1. Strong: a dynamic economy
Significant spending power, the spirit of innovation, its location at the heart of a dense transport network in the centre of Europe and highly skilled workers – all of these are benefits offered by Germany as a business location.
Science and research with a practical orientation and well-trained qualified professionals have generated an excellent environment for innovation – and as a result, Germany is one of the European leaders with 58,568 patent applications in 2021. Thanks to a per capita spending power of €24,807 in 2022 Germany ranks among the countries with the highest purchasing power in Europe – new ideas easily find a market here.
Many of these are generated by what is known as the Mittelstand. The Mittelstand is formed by the scores of small and medium-sized companies which are characteristic of Germany’s economy.
The German infrastructure will also make it easy for you to set up your own business. Roughly 830,000 km of roads, 38,400 km of railways and a modern telecommunications network will take you, your ideas and your products to your destination.
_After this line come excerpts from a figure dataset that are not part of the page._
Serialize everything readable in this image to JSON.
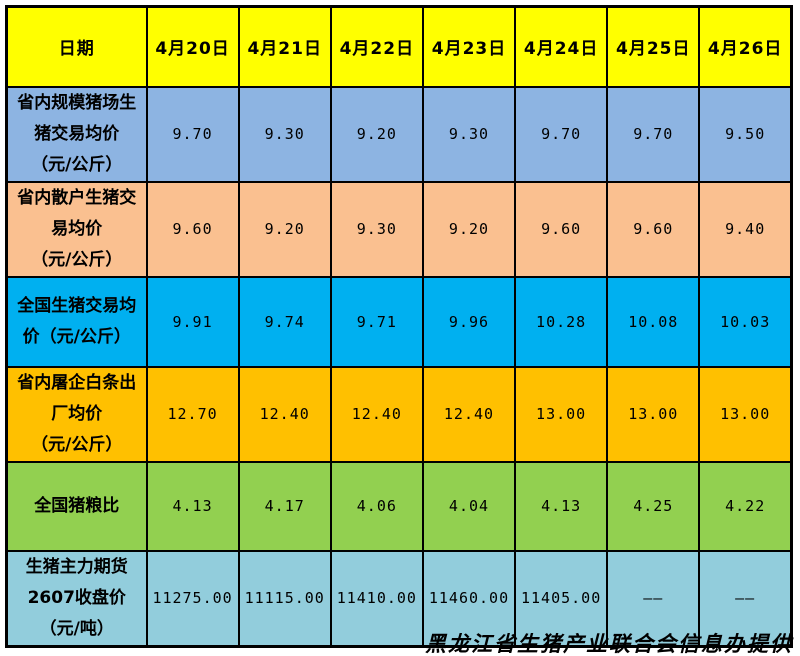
{
  "table": {
    "header": {
      "label": "日期",
      "bg": "#FFFF00",
      "dates": [
        "4月20日",
        "4月21日",
        "4月22日",
        "4月23日",
        "4月24日",
        "4月25日",
        "4月26日"
      ]
    },
    "rows": [
      {
        "id": "province-scale-farm-hog-price",
        "label": "省内规模猪场生猪交易均价（元/公斤）",
        "label_lines": [
          "省内规模猪场生",
          "猪交易均价",
          "（元/公斤）"
        ],
        "bg": "#8DB4E2",
        "values": [
          "9.70",
          "9.30",
          "9.20",
          "9.30",
          "9.70",
          "9.70",
          "9.50"
        ]
      },
      {
        "id": "province-smallholder-hog-price",
        "label": "省内散户生猪交易均价（元/公斤）",
        "label_lines": [
          "省内散户生猪交",
          "易均价",
          "（元/公斤）"
        ],
        "bg": "#FAC090",
        "values": [
          "9.60",
          "9.20",
          "9.30",
          "9.20",
          "9.60",
          "9.60",
          "9.40"
        ]
      },
      {
        "id": "national-hog-price",
        "label": "全国生猪交易均价（元/公斤）",
        "label_lines": [
          "全国生猪交易均",
          "价（元/公斤）"
        ],
        "bg": "#00B0F0",
        "values": [
          "9.91",
          "9.74",
          "9.71",
          "9.96",
          "10.28",
          "10.08",
          "10.03"
        ]
      },
      {
        "id": "province-slaughter-carcass-price",
        "label": "省内屠企白条出厂均价（元/公斤）",
        "label_lines": [
          "省内屠企白条出",
          "厂均价",
          "（元/公斤）"
        ],
        "bg": "#FFC000",
        "values": [
          "12.70",
          "12.40",
          "12.40",
          "12.40",
          "13.00",
          "13.00",
          "13.00"
        ]
      },
      {
        "id": "national-hog-grain-ratio",
        "label": "全国猪粮比",
        "label_lines": [
          "全国猪粮比"
        ],
        "bg": "#92D050",
        "values": [
          "4.13",
          "4.17",
          "4.06",
          "4.04",
          "4.13",
          "4.25",
          "4.22"
        ]
      },
      {
        "id": "hog-futures-2607-close",
        "label": "生猪主力期货2607收盘价（元/吨）",
        "label_lines": [
          "生猪主力期货",
          "2607收盘价",
          "（元/吨）"
        ],
        "bg": "#92CDDC",
        "values": [
          "11275.00",
          "11115.00",
          "11410.00",
          "11460.00",
          "11405.00",
          "——",
          "——"
        ]
      }
    ]
  },
  "footer": {
    "credit": "黑龙江省生猪产业联合会信息办提供"
  },
  "colors": {
    "border": "#000000",
    "background": "#FFFFFF"
  }
}
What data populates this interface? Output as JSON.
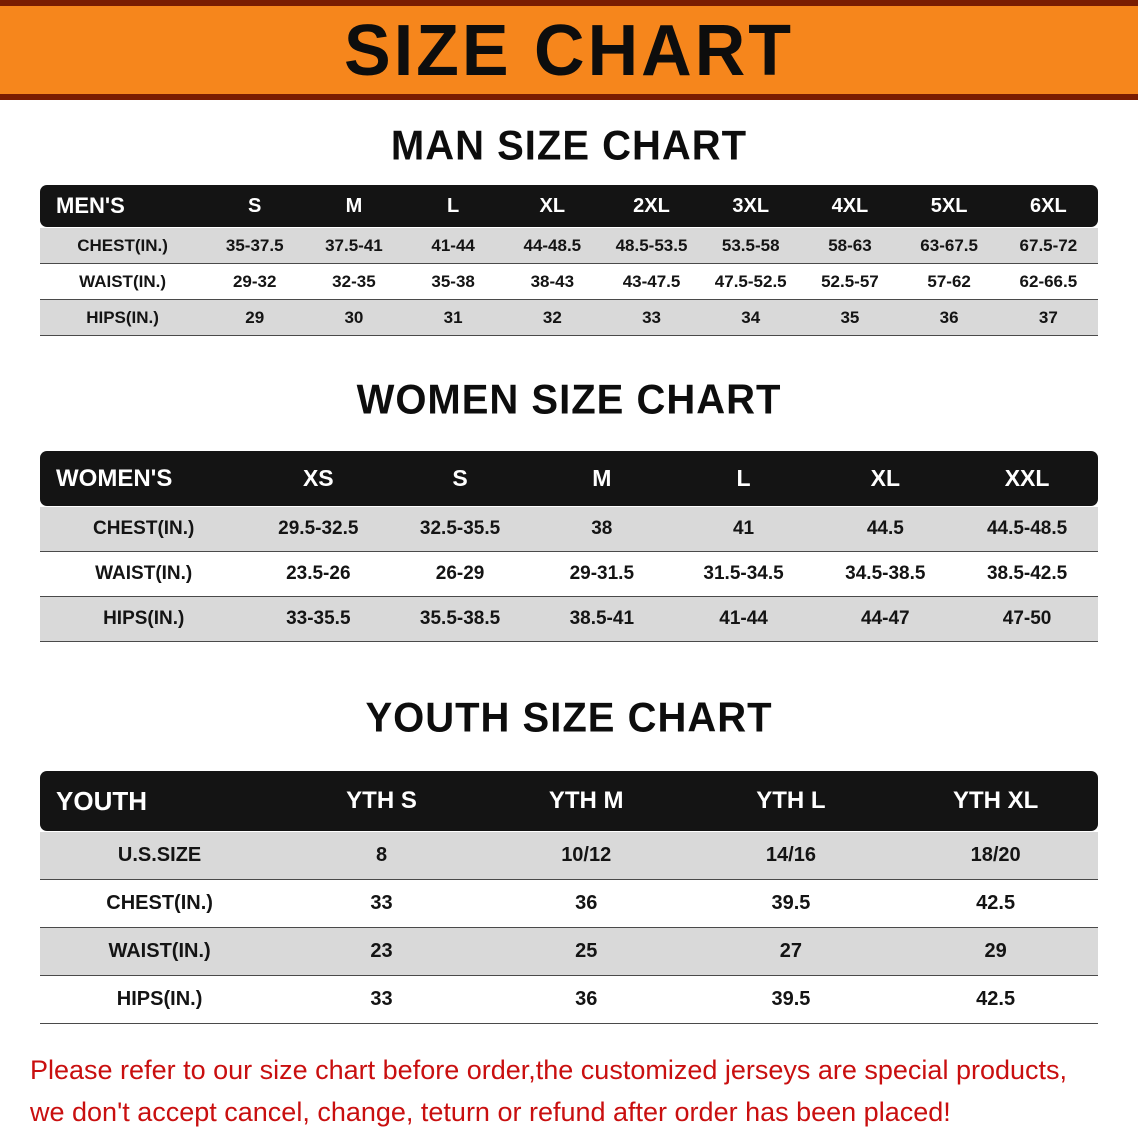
{
  "banner": {
    "title": "SIZE CHART",
    "bg_color": "#f6861c",
    "border_color": "#7a1d02"
  },
  "colors": {
    "table_header_bg": "#141414",
    "row_alt_bg": "#d9d9d9",
    "footer_text": "#c90f0f"
  },
  "sections": [
    {
      "id": "men",
      "heading": "MAN SIZE CHART",
      "table": {
        "header": [
          "MEN'S",
          "S",
          "M",
          "L",
          "XL",
          "2XL",
          "3XL",
          "4XL",
          "5XL",
          "6XL"
        ],
        "rows": [
          {
            "label": "CHEST(IN.)",
            "values": [
              "35-37.5",
              "37.5-41",
              "41-44",
              "44-48.5",
              "48.5-53.5",
              "53.5-58",
              "58-63",
              "63-67.5",
              "67.5-72"
            ]
          },
          {
            "label": "WAIST(IN.)",
            "values": [
              "29-32",
              "32-35",
              "35-38",
              "38-43",
              "43-47.5",
              "47.5-52.5",
              "52.5-57",
              "57-62",
              "62-66.5"
            ]
          },
          {
            "label": "HIPS(IN.)",
            "values": [
              "29",
              "30",
              "31",
              "32",
              "33",
              "34",
              "35",
              "36",
              "37"
            ]
          }
        ]
      }
    },
    {
      "id": "women",
      "heading": "WOMEN SIZE CHART",
      "table": {
        "header": [
          "WOMEN'S",
          "XS",
          "S",
          "M",
          "L",
          "XL",
          "XXL"
        ],
        "rows": [
          {
            "label": "CHEST(IN.)",
            "values": [
              "29.5-32.5",
              "32.5-35.5",
              "38",
              "41",
              "44.5",
              "44.5-48.5"
            ]
          },
          {
            "label": "WAIST(IN.)",
            "values": [
              "23.5-26",
              "26-29",
              "29-31.5",
              "31.5-34.5",
              "34.5-38.5",
              "38.5-42.5"
            ]
          },
          {
            "label": "HIPS(IN.)",
            "values": [
              "33-35.5",
              "35.5-38.5",
              "38.5-41",
              "41-44",
              "44-47",
              "47-50"
            ]
          }
        ]
      }
    },
    {
      "id": "youth",
      "heading": "YOUTH SIZE CHART",
      "table": {
        "header": [
          "YOUTH",
          "YTH S",
          "YTH M",
          "YTH L",
          "YTH XL"
        ],
        "rows": [
          {
            "label": "U.S.SIZE",
            "values": [
              "8",
              "10/12",
              "14/16",
              "18/20"
            ]
          },
          {
            "label": "CHEST(IN.)",
            "values": [
              "33",
              "36",
              "39.5",
              "42.5"
            ]
          },
          {
            "label": "WAIST(IN.)",
            "values": [
              "23",
              "25",
              "27",
              "29"
            ]
          },
          {
            "label": "HIPS(IN.)",
            "values": [
              "33",
              "36",
              "39.5",
              "42.5"
            ]
          }
        ]
      }
    }
  ],
  "footer": {
    "lines": [
      "Please refer to our size chart before order,the customized jerseys are special products,",
      "we don't accept cancel, change, teturn or refund after order has been placed!"
    ]
  }
}
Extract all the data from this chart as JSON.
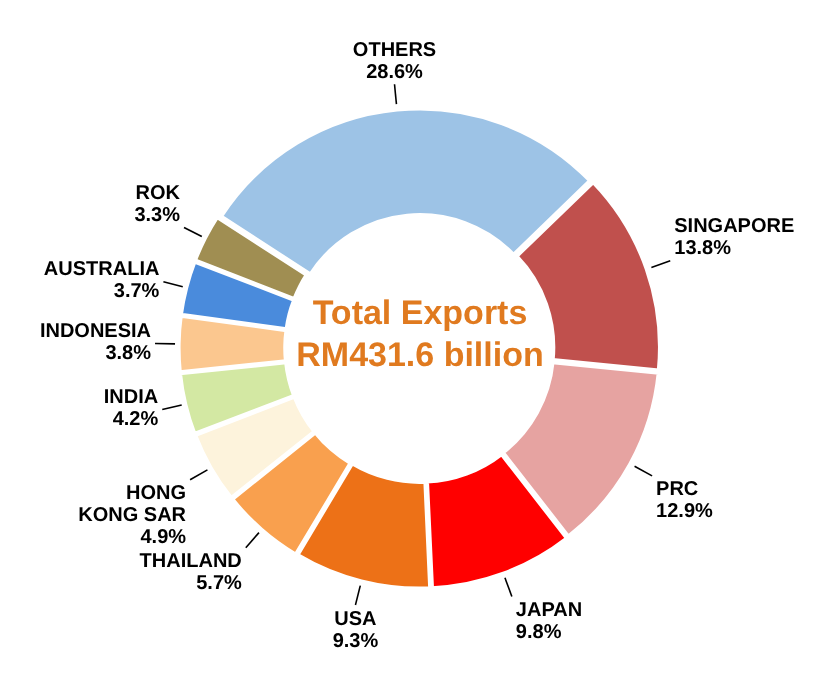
{
  "chart_data": {
    "type": "donut",
    "title": "Total Exports RM431.6 billion",
    "categories": [
      "OTHERS",
      "SINGAPORE",
      "PRC",
      "JAPAN",
      "USA",
      "THAILAND",
      "HONG KONG SAR",
      "INDIA",
      "INDONESIA",
      "AUSTRALIA",
      "ROK"
    ],
    "values": [
      28.6,
      13.8,
      12.9,
      9.8,
      9.3,
      5.7,
      4.9,
      4.2,
      3.8,
      3.7,
      3.3
    ],
    "colors": [
      "#9dc3e6",
      "#c0504d",
      "#e6a3a1",
      "#ff0000",
      "#ed7117",
      "#f9a04e",
      "#fdf3dc",
      "#d3e8a3",
      "#fbc78f",
      "#4a8bdc",
      "#a08e52"
    ],
    "value_labels": [
      "28.6%",
      "13.8%",
      "12.9%",
      "9.8%",
      "9.3%",
      "5.7%",
      "4.9%",
      "4.2%",
      "3.8%",
      "3.7%",
      "3.3%"
    ],
    "legend": false
  }
}
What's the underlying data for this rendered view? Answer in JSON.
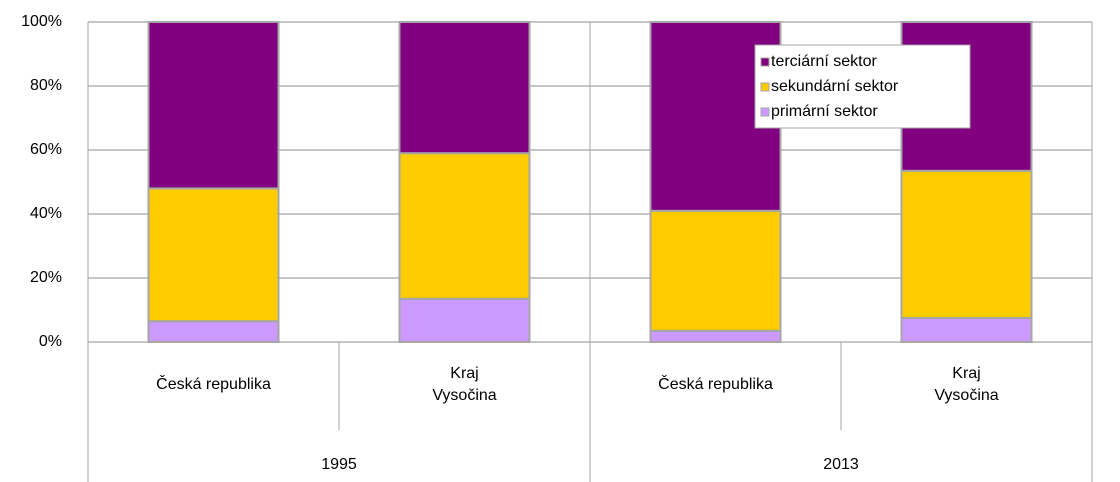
{
  "chart_data": {
    "type": "stacked_bar",
    "groups": [
      {
        "label": "1995",
        "categories": [
          "Česká republika",
          "Kraj\nVysočina"
        ]
      },
      {
        "label": "2013",
        "categories": [
          "Česká republika",
          "Kraj\nVysočina"
        ]
      }
    ],
    "series": [
      {
        "name": "primární sektor",
        "color": "#cc99ff",
        "values": [
          6.5,
          13.5,
          3.5,
          7.5
        ]
      },
      {
        "name": "sekundární sektor",
        "color": "#ffcc00",
        "values": [
          41.5,
          45.5,
          37.5,
          46
        ]
      },
      {
        "name": "terciární sektor",
        "color": "#800080",
        "values": [
          52,
          41,
          59,
          46.5
        ]
      }
    ],
    "ylim": [
      0,
      100
    ],
    "yticks": [
      {
        "value": 0,
        "label": "0%"
      },
      {
        "value": 20,
        "label": "20%"
      },
      {
        "value": 40,
        "label": "40%"
      },
      {
        "value": 60,
        "label": "60%"
      },
      {
        "value": 80,
        "label": "80%"
      },
      {
        "value": 100,
        "label": "100%"
      }
    ],
    "grid": true,
    "legend": "top-right"
  }
}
2. Stable: a good home for your ideas
As an entrepreneur in Germany, you can expect a stable political and economic environment for your ideas, which are protected by the law.
Inventions, company logos and concepts – in Germany, your intellectual property is protected. The Copyright Act, Patent Law and Trademark Law are all designed to safeguard what is probably your most valuable asset.
Economic policies also focus on protecting excellent ideas: Competition Law, for example, ensures that your competitors cannot make false claims about your products in order to attract customers for themselves.
Germany not only defends the freedom of competition, but also the freedom of its citizens. The basis for this is the liberal democratic basic order, which determines that the people elect their representatives, while the separation of powers prevents the abuse of power.
These are the reasons why the German economy is as stable as it is: between 2016 and 2022, the number of employees subject to social insurance contributions rose by 3 million to around 34.3 million.